YEMA : une plateforme VOD pour le cinéma oriental

Mettre en lumière la création cinématographique d’orient, c’est l’objectif du projet YEMA, une plateforme VOD qui fait actuellement campagne – et cartonne – sur Ulule. 

Papicha, Les Hirondelles de Kaboul ou encore Persépolis : ces films connus dans le monde entier, car primés, figurent dans la sélection de cette toute nouvelle plateforme visant à rassembler les courts et long-métrages du Maghreb, du Proche et du Moyen Orient.

De grands succès donc, aux côtés d’autres œuvres contemporaines au coeur de YEMA, dont le nom fait référence à la figure de la mère et de la grand-mère en arabe, avec Ima, sa cousine hébraïque : “ C’est une figure tutélaire, quels que soient l’époque, le lieu et la culture. Elle raconte des histoires et partage son savoir. Yema, éduque et transmet des récits aux générations suivantes. Elle assure la survie des histoires, des personnages et des cultures. Elle est la garante de nos mémoires collectives. Yema a pour ambition de réunir celles et ceux qui l’entourent.” expliquent les trois co fondatrices du projet. 
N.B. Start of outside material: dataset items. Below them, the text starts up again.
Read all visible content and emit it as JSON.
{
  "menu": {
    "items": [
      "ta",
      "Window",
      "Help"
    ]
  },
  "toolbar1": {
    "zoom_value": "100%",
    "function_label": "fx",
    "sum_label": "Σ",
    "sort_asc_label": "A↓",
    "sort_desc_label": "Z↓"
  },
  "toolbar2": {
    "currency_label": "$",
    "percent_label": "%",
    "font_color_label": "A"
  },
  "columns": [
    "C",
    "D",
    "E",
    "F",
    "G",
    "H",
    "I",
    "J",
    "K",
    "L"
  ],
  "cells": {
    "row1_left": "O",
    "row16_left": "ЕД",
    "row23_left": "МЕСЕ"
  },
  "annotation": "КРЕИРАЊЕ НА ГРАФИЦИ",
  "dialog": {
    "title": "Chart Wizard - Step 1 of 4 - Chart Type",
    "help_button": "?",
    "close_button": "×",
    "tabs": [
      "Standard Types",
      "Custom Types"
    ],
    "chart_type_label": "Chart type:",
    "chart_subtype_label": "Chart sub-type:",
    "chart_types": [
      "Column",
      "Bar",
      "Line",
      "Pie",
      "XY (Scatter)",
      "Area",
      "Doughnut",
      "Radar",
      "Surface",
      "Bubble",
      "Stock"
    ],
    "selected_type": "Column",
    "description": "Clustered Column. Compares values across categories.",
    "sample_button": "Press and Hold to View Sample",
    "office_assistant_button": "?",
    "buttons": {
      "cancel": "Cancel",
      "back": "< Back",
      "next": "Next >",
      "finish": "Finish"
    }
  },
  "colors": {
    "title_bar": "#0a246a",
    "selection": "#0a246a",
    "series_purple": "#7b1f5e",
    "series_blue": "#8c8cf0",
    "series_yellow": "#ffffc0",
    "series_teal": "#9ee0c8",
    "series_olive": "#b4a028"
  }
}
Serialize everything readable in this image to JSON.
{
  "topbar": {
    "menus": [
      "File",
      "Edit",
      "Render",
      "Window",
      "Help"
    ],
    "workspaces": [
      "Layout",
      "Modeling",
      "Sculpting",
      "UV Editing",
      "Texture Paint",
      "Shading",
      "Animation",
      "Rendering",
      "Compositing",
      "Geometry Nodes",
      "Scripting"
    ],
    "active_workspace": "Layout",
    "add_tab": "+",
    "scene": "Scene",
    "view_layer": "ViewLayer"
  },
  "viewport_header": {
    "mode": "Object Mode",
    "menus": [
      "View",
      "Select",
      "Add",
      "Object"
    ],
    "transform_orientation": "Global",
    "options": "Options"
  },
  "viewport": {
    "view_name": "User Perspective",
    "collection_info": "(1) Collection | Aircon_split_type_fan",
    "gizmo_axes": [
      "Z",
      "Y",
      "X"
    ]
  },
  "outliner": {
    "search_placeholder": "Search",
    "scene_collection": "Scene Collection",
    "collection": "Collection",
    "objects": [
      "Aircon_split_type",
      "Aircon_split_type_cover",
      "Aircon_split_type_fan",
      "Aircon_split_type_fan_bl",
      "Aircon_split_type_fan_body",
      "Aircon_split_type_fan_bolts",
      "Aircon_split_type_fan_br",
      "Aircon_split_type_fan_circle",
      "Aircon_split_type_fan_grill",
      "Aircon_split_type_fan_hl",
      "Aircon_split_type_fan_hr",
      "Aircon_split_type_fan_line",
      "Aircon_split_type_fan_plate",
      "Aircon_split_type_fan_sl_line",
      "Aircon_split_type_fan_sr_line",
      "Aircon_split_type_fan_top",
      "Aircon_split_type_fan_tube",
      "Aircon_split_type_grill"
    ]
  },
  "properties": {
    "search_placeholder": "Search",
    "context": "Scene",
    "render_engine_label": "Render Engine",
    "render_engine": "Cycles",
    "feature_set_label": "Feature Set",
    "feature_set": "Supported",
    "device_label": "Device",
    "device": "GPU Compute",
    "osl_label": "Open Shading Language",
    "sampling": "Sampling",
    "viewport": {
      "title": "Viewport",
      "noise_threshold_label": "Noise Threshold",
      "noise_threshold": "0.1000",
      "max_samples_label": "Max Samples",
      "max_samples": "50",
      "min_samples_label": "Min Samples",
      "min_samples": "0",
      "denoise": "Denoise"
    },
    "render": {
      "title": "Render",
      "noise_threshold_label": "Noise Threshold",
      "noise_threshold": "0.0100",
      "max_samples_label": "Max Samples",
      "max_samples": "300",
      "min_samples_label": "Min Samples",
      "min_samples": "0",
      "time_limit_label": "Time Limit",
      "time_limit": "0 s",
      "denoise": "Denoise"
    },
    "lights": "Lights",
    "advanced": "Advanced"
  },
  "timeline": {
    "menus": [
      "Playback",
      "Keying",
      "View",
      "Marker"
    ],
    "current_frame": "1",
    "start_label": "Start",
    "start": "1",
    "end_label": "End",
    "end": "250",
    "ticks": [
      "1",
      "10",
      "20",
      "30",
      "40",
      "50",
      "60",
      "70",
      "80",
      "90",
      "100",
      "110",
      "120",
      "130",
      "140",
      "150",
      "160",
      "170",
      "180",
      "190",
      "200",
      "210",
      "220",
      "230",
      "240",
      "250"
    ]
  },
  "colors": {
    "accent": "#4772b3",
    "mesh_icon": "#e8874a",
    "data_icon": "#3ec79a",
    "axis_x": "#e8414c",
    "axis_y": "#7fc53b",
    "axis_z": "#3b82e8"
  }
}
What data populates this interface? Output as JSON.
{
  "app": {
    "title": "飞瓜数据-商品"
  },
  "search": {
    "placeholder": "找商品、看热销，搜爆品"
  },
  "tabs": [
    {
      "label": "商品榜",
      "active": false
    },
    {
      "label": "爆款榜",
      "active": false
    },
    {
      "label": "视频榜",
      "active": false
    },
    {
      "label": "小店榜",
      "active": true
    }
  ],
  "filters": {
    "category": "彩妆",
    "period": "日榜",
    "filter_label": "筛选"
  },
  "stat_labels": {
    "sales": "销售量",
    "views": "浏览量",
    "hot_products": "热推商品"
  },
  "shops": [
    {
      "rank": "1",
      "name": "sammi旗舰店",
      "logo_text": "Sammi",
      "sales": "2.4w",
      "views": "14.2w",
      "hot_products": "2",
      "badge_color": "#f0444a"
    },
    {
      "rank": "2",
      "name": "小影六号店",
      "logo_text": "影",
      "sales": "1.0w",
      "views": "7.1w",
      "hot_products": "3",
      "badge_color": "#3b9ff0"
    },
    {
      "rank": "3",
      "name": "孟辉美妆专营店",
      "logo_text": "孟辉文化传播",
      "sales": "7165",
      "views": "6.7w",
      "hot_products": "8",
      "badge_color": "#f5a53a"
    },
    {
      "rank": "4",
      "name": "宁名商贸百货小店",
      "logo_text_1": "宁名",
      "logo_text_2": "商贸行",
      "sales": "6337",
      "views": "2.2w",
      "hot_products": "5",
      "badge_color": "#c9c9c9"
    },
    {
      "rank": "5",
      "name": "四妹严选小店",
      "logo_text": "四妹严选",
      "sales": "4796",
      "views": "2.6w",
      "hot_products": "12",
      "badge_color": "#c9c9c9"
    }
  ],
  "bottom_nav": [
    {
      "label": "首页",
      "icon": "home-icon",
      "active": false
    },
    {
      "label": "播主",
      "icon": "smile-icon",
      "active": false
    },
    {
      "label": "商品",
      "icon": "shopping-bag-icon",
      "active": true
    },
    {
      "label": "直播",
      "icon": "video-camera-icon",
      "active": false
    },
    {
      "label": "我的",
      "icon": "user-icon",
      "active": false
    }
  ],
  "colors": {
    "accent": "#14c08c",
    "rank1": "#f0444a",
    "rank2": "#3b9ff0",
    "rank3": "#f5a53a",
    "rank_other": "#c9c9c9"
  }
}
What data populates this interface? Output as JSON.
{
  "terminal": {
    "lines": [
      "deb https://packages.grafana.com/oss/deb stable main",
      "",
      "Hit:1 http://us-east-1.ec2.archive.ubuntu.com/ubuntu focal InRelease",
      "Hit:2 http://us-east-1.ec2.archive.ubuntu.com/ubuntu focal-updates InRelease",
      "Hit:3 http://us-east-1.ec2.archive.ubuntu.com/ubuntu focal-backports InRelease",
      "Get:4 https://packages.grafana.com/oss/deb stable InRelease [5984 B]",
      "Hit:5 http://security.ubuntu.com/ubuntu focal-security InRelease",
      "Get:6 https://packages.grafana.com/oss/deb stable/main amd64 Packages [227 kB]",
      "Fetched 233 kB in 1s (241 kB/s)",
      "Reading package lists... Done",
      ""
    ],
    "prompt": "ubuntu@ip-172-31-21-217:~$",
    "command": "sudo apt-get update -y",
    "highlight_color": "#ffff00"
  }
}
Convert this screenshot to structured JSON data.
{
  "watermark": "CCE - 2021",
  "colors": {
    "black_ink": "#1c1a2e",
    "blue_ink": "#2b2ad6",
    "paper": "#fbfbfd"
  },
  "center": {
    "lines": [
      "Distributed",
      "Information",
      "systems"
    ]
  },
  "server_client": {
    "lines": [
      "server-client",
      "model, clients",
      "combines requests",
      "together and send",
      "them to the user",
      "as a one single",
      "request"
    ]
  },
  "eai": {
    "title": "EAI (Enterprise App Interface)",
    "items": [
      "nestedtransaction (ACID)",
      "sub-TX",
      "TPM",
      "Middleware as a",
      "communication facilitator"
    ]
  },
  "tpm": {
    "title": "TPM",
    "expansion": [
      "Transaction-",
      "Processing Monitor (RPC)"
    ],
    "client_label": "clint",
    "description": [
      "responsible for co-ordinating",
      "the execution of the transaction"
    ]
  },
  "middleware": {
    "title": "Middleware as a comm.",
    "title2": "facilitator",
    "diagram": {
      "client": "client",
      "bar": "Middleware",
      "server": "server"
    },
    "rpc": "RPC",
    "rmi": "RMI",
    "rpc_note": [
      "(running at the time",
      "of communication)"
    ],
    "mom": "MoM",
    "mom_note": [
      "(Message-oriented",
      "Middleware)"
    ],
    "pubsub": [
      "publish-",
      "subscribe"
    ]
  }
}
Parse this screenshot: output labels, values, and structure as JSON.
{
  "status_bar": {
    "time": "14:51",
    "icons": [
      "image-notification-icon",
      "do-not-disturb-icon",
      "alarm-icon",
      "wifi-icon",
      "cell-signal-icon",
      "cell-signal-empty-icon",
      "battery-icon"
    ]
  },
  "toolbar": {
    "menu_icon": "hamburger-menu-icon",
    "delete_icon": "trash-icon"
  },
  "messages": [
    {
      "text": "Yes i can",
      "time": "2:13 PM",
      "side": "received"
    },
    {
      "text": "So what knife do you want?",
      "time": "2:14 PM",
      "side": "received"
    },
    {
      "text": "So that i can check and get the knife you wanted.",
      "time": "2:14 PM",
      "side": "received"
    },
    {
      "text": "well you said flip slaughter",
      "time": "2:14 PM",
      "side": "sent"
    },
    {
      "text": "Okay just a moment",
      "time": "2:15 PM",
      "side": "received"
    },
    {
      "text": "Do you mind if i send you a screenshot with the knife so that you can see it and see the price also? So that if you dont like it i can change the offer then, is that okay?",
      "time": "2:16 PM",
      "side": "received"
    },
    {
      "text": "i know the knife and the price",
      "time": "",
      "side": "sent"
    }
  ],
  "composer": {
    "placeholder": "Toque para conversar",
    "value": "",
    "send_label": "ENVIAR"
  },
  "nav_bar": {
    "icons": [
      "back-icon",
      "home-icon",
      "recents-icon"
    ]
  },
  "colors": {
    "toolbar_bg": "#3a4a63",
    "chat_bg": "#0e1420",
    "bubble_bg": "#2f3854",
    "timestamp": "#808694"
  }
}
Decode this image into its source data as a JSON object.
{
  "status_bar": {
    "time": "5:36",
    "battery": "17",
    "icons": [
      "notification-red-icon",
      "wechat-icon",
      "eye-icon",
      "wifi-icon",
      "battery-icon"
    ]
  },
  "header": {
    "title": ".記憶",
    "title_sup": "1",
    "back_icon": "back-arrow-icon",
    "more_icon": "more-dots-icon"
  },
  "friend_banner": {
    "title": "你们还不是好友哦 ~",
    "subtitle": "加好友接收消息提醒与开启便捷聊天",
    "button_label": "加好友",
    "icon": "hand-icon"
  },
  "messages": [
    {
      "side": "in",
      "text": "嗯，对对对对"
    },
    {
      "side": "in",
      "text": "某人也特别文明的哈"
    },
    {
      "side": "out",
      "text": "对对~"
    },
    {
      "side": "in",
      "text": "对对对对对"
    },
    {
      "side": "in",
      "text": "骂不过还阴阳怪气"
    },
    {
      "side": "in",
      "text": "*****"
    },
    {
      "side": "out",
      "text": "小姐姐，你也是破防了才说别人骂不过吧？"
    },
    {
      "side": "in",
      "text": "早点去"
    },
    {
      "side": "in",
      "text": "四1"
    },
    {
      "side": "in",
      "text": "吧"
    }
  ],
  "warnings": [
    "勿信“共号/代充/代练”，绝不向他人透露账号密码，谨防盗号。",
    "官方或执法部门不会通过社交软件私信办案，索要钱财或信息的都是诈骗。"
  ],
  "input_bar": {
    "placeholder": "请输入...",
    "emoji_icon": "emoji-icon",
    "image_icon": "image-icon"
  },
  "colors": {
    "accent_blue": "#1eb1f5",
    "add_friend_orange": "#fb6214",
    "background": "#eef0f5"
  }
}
Faire dialoguer des cinémas issus de pays qui ne dialoguent plus entre eux

Car derrière YEMA, il y a trois femmes. Juliette Gamonal et Marine Zana, respectivement juristes spécialisées dans l’économie des médias et en droit du patrimoine culturel et Léa Taleb, journaliste indépendante. La promesse, c’est une sélection mensuelle de films privés, de productions jamais distribuées en France, de documentaires, de films de patrimoine, de courts-métrages…En clair, rassembler “la crème de la crème” de la création audiovisuelle des pays du Maghreb, du Proche et du Moyen Orient. L’objectif affiché, c’est aussi de faire dialoguer des cinémas issus de pays qui ne dialoguent plus entre eux. 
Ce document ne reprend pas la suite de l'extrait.